The only way to turn off Cross Origin Restrictions in Chrome is to turn off the feature completely when starting the browser by passing arguments to it.
On my Mac, I have the following in my
.bash_profile so I can just type
chrome at the command prompt so I can quickly start an instance of Chrome with web security disabled for development.
alias chrome=”/Applications/Google\ Chrome.app/Contents/MacOS/Google\ Chrome --disable-web-security --user-data-dir=~/.chrome-disable-web-security”
This saves me from having to remember the flags needed and allows me to easily test things in Chrome, although it doesn’t work in *every* case as some servers also require header re-writing (keep reading for more on this).
It’s a bit easier in Firefox but the features related to it are split across multiple options and you may need to disable multiple flags to get things working — and the options (and even plugins) are limited and don’t help in all cases and is unfortunately quite limited in usefulness.
In Safari it’s very easy, as you can turn it off directly from the “Develop” menu, which in turn is enabled under Advanced preferences and you are done.
Simple Reverse Proxy
If those aren’t helpful, an alternative — other than creating your own snake oil certificate — is to use a simple reverse proxy like mitmproxy.
This approach works on all platforms, on all browsers and can be useful in application development too.
It works by re-writing the request/response headers on the fly, allowing you to call remote services from your localhost website without having to edit or disable any security features in your browser.
The mitmproxy utility is cross platform and easy to install.
On a Mac with Homebrew:
brew install mitmproxy
On Debian or Ubuntu:
apt-get instal mitmproxy
There are also binary releases for Windows and other platforms.
It’s simple to use and you don’t need to create a configuration file.
The following command will proxy all requests made to any path at
http://127.0.0.1:5000 to the server at
mitmproxy -R https://api.example.com \
--setheader :~q:Host:api.example.com \
--setheader :~q:Origin:www.example.com \
--setheader :~s:Access-Control-Allow-Origin:* \
--setheader :~s:Access-Control-Allow-Methods:GET,PUT,POST,DELETE \
--setheader :~s:Access-Control-Allow-Headers:Authorization \
~q option sets a request header that overrides the Host header with the hostname of the remote API (so the remote service knows how to proccess the request correctly) and sets the Origin header to be that of www.example.com (replace this with whatever hostname is normally calls the API).

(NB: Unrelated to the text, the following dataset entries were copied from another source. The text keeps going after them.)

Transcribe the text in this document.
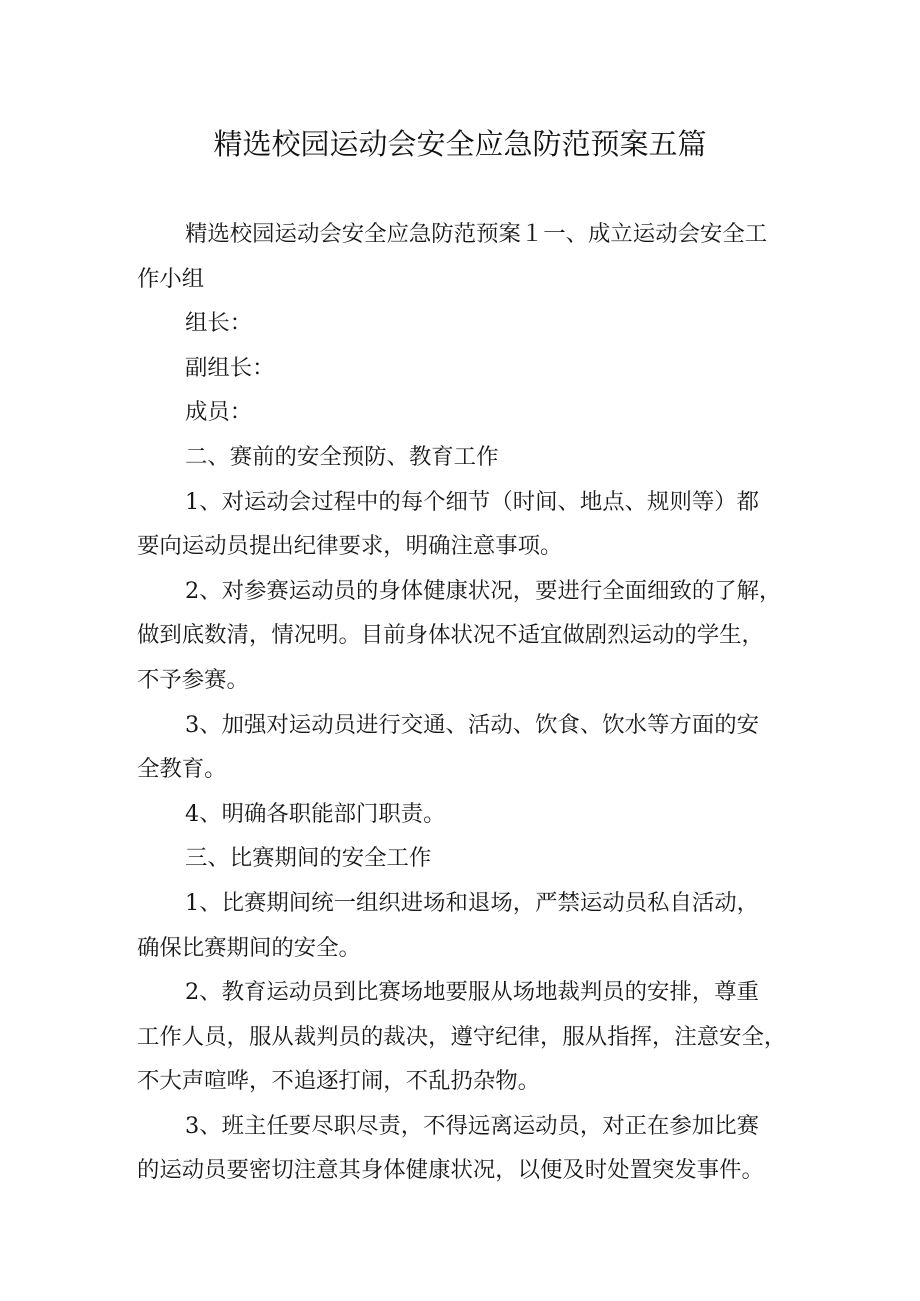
精选校园运动会安全应急防范预案五篇

精选校园运动会安全应急防范预案１一、成立运动会安全工
作小组

组长：

副组长：

成员：

二、赛前的安全预防、教育工作

1、对运动会过程中的每个细节（时间、地点、规则等）都
要向运动员提出纪律要求，明确注意事项。

2、对参赛运动员的身体健康状况，要进行全面细致的了解，
做到底数清，情况明。目前身体状况不适宜做剧烈运动的学生，
不予参赛。

3、加强对运动员进行交通、活动、饮食、饮水等方面的安
全教育。

4、明确各职能部门职责。

三、比赛期间的安全工作

1、比赛期间统一组织进场和退场，严禁运动员私自活动，
确保比赛期间的安全。

2、教育运动员到比赛场地要服从场地裁判员的安排，尊重
工作人员，服从裁判员的裁决，遵守纪律，服从指挥，注意安全，
不大声喧哗，不追逐打闹，不乱扔杂物。

3、班主任要尽职尽责，不得远离运动员，对正在参加比赛
的运动员要密切注意其身体健康状况，以便及时处置突发事件。
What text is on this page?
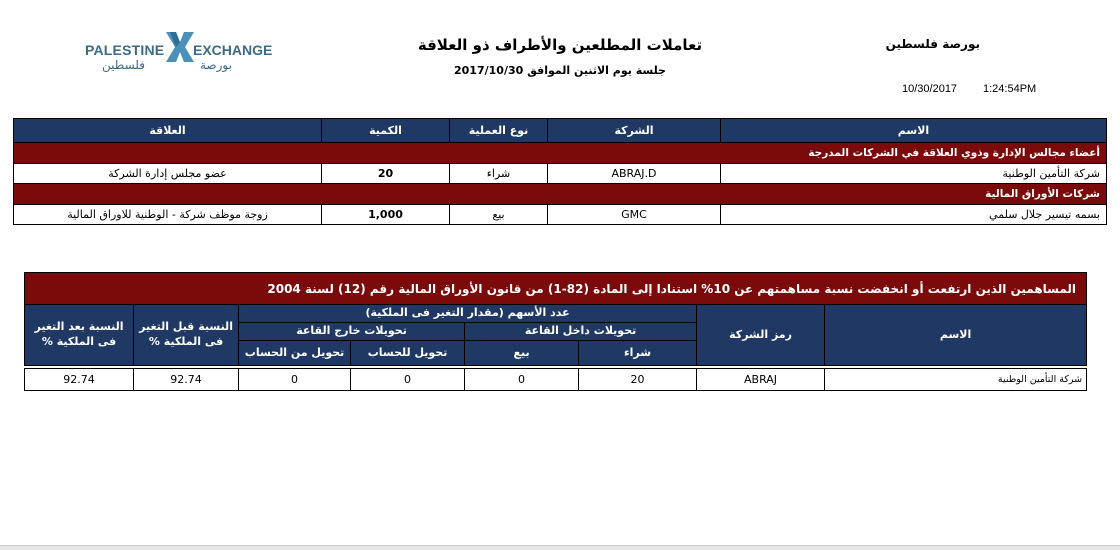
PALESTINE EXCHANGE
فلسطين	بورصة
تعاملات المطلعين والأطراف ذو العلاقة
جلسة يوم الاثنين الموافق 2017/10/30
بورصة فلسطين
10/30/2017 1:24:54PM
الاسم	الشركة	نوع العملية	الكمية	العلاقة
أعضاء مجالس الإدارة وذوي العلاقة في الشركات المدرجة				
شركة التأمين الوطنية	ABRAJ.D	شراء	20	عضو مجلس إدارة الشركة
شركات الأوراق المالية				
بسمه تيسير جلال سلمي	GMC	بيع	1,000	زوجة موظف شركة - الوطنية للاوراق المالية
المساهمين الذين ارتفعت أو انخفضت نسبة مساهمتهم عن 10% استنادا إلى المادة (82-1) من قانون الأوراق المالية رقم (12) لسنة 2004							
الاسم	رمز الشركة	عدد الأسهم (مقدار التغير فى الملكية)				النسبة قبل التغير فى الملكية %	النسبة بعد التغير فى الملكية %
		تحويلات داخل القاعة		تحويلات خارج القاعة			
		شراء	بيع	تحويل للحساب	تحويل من الحساب		

شركة التأمين الوطنية	ABRAJ	20	0	0	0	92.74	92.74
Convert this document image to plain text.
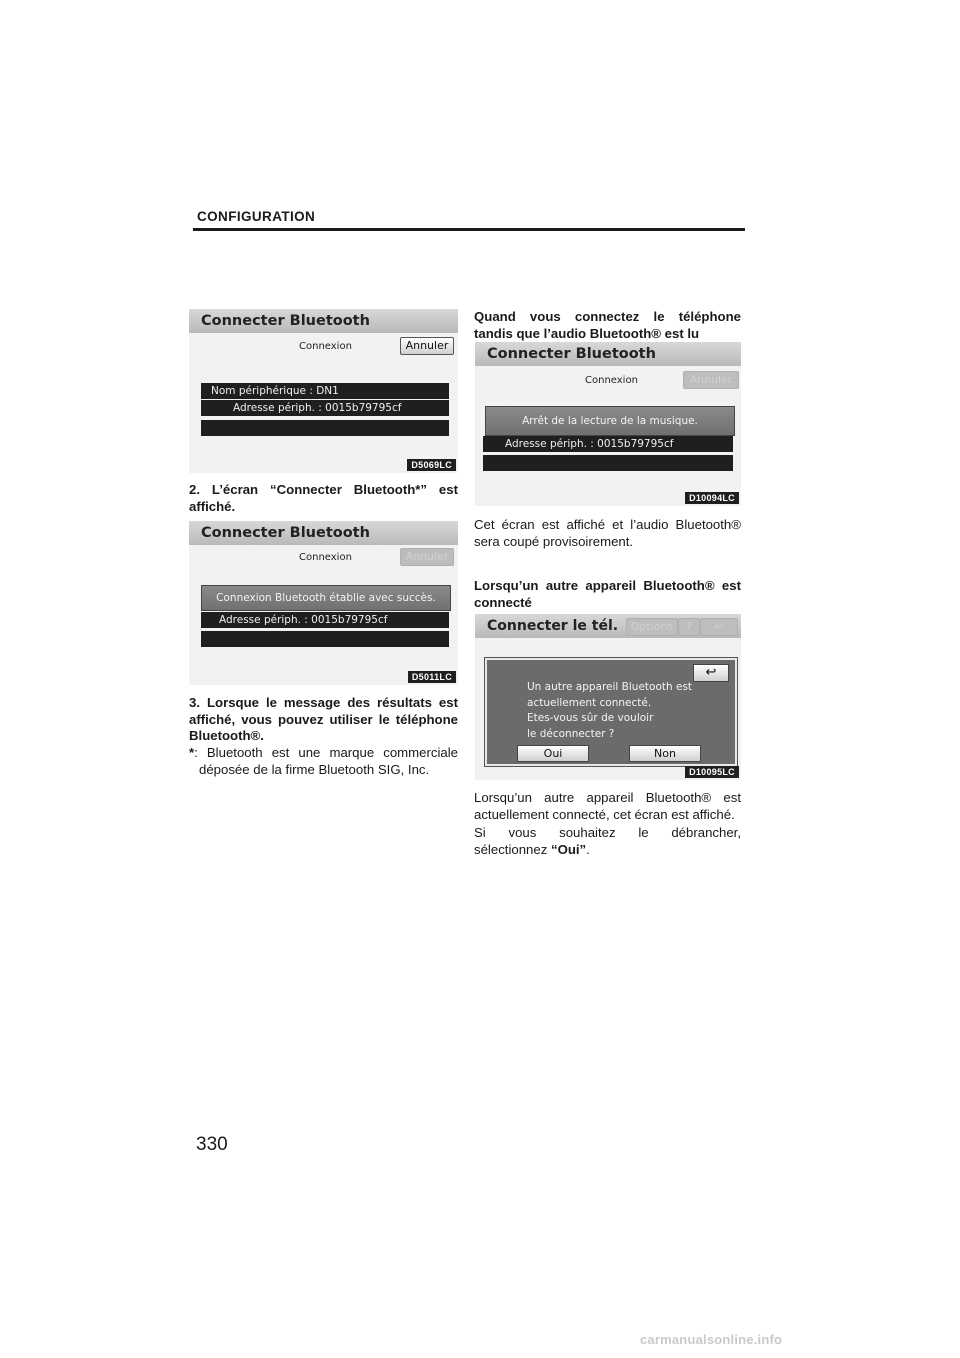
CONFIGURATION
Connecter Bluetooth
Connexion	Annuler
Nom périphérique : DN1
Adresse périph. : 0015b79795cf
D5069LC
2. L’écran “Connecter Bluetooth*” est affiché.
Connecter Bluetooth
Connexion	Annuler
Connexion Bluetooth établie avec succès.
Adresse périph. : 0015b79795cf
D5011LC
3. Lorsque le message des résultats est affiché, vous pouvez utiliser le téléphone Bluetooth®.
*: Bluetooth est une marque commerciale déposée de la firme Bluetooth SIG, Inc.
Quand vous connectez le téléphone tandis que l’audio Bluetooth® est lu
Connecter Bluetooth
Connexion	Annuler
Arrêt de la lecture de la musique.
Adresse périph. : 0015b79795cf
D10094LC
Cet écran est affiché et l’audio Bluetooth® sera coupé provisoirement.
Lorsqu’un autre appareil Bluetooth® est connecté
Connecter le tél.	Options	?	↩
↩
Un autre appareil Bluetooth est
actuellement connecté.
Etes-vous sûr de vouloir
le déconnecter ?
Oui	Non
D10095LC
Lorsqu’un autre appareil Bluetooth® est actuellement connecté, cet écran est affiché.
Si vous souhaitez le débrancher, sélectionnez “Oui”.
330
carmanualsonline.info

~s options injects a response header to add a CORS headers to the response from the remote API — so the browser will allow the request.
You might need to add additional response headers if you need to pass additional headers or methods (e.g. OPTIONS) but the above example is a good general purpose example and follow if you need to extend it.
Note that you should make calls to your new local API endpoint via AJAX or fetch by calling http://127.0.0.1:5000 rather than http://localhost:5000.
While localhost and 127.0.0.1 are usually functionally equivalent, this is one of those special cases where some browsers, including Chrome, treat localhost differently.
You can still access your locally running website via either localhost and 127.0.0.1, but you are likely to find any AJAX requests from the browser will only work if they are made explicitly to 127.0.0.1 rather than localhost, because of how the browser treats requests made to the hostname localhost.
A bonus feature of using mitmproxy is it makes network debugging easier, as it lets you inspect the requests, responses and headers with an arguably nicer interface than many browsers network inspection panels.